Forum Discussion
Azure Site Recovery failover/failback with in-guest iSCSI?
To fail back to on-premises, a method that seems to work in a simple lab environment -- although not ideal -- is:
- Delete the source VM (maybe unregistering the VM will work, but I didn't try that).
- Re-protect the Azure VM. (it still needs to be be registered with ASR.)
- The Config Server/Master Target Server will create a new VM and replicate the disks, including the VHD that had been converted from iSCSI (on the failover to Azure).
- After protection has completed full synchronization, fail back to on-premises.

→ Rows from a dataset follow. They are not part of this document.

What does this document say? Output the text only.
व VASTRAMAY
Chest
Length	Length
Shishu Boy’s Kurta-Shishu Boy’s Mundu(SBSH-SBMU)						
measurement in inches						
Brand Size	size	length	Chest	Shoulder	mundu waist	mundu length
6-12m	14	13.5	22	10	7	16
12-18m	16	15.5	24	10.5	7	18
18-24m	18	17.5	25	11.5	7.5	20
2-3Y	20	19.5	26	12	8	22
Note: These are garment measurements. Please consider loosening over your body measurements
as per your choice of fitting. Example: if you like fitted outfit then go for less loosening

The new VM will be created in ESX with the hostname of the VM. In my test, the VMDK (of the iSCSI disk) will be mounted, while the iSCSI target's volume was offline, even though there was connectivity to the target. Aside from choosing the Master Target server, VCenter and
The iSCSI volume can then be mounted, and the data copied from the VMDK to the iSCSI volume, if needed. Alternatively, keep it as a VMDK.
This definitely isn't ideal, as it makes the failback process much more difficult since enough space for the iSCSI disk is now needed on the VMFS datastore, and the entire VM needs to be fully replicated back to on-premises. However, it does still serve its purpose by providing simple disaster recovery to Azure (it's just a little harder to get it back on-prem).